The IRC will make the Mother & Baby Survival kits available to mothers in Rwanda on an on-going basis. In order to create a sustainable program that will reduce deaths from pregnancy and childbirth in Rwanda, a local funding cycle will be implemented. Expectant mothers will pay $0.75 for each Basic Newborn kit, which includes a $0.25 labor charge for the birth attendants who assemble the kits and $0.50 towards future purchases of equipment and supplies. The IRC will purchase all materials for the donated kits and distribute them to mothers and health clinics in Rwanda.
TIME initiated the project after running a series of stories that encouraged people to get involved and contribute to relief efforts. A story and photo essay on the civil war in Sierra Leone and the resulting human tragedy ran last year in TIME's September 13th issue. The article encouraged readers to contribute to a relief fund set up by the IRC and approximately $100,000 was raised as a result. TIME also ran a story in its December 13th issue on AIDS orphans in Africa that encouraged people to give to UNICEF. When Hurricane Mitch hit Central America, TIME published an article in its November 16th 1998 issue that listed a number of organizations people could contact to help.

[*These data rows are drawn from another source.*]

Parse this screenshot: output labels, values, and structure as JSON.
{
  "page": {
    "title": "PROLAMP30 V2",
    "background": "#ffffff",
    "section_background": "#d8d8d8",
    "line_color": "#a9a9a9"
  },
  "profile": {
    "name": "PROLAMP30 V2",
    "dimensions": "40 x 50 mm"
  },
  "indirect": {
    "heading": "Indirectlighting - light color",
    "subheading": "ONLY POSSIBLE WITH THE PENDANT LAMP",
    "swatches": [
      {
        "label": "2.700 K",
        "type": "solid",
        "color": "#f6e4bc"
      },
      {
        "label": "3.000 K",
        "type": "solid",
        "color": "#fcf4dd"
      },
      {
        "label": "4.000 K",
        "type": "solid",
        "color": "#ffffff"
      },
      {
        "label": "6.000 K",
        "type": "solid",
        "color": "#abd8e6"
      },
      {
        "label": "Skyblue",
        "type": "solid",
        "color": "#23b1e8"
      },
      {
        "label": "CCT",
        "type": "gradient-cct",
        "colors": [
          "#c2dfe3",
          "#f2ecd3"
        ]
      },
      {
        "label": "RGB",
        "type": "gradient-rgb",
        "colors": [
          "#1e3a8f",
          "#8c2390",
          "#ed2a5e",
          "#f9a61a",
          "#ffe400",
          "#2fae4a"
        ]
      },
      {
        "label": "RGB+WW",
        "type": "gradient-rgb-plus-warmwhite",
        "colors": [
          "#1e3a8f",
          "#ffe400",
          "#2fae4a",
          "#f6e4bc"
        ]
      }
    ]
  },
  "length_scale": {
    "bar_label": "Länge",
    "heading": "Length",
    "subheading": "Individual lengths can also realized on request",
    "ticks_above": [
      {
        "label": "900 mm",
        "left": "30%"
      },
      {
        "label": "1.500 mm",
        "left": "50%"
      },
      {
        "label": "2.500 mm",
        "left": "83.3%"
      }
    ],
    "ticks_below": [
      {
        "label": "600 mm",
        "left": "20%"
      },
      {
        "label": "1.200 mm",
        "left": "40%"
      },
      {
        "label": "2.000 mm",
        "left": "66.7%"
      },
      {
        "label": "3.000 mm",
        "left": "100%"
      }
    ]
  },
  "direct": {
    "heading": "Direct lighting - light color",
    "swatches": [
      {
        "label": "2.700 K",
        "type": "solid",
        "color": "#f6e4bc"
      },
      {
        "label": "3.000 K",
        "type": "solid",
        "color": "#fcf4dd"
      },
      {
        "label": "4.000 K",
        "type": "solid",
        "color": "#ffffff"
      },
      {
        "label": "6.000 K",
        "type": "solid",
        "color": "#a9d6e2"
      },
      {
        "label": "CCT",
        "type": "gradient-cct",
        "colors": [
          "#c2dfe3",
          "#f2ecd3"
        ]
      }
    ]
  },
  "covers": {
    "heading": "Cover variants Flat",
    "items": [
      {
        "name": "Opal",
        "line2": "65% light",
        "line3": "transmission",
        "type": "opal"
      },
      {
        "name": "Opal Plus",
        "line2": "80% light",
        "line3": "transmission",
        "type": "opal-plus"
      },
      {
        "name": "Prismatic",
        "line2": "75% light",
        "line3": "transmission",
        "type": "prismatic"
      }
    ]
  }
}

In addition to supporting on-line donations for the Mother & Baby Survival project, www.netaid.org also features new capabilities that give people more ways to get involved via the Internet. Available today at www.netaid.org is a directory of Netaid.org partner Non-governmental Organizations and a new Online Volunteer program where people can join humanitarian causes via the Internet by donating needed skills such as on-line tutoring, language translation and computer programming.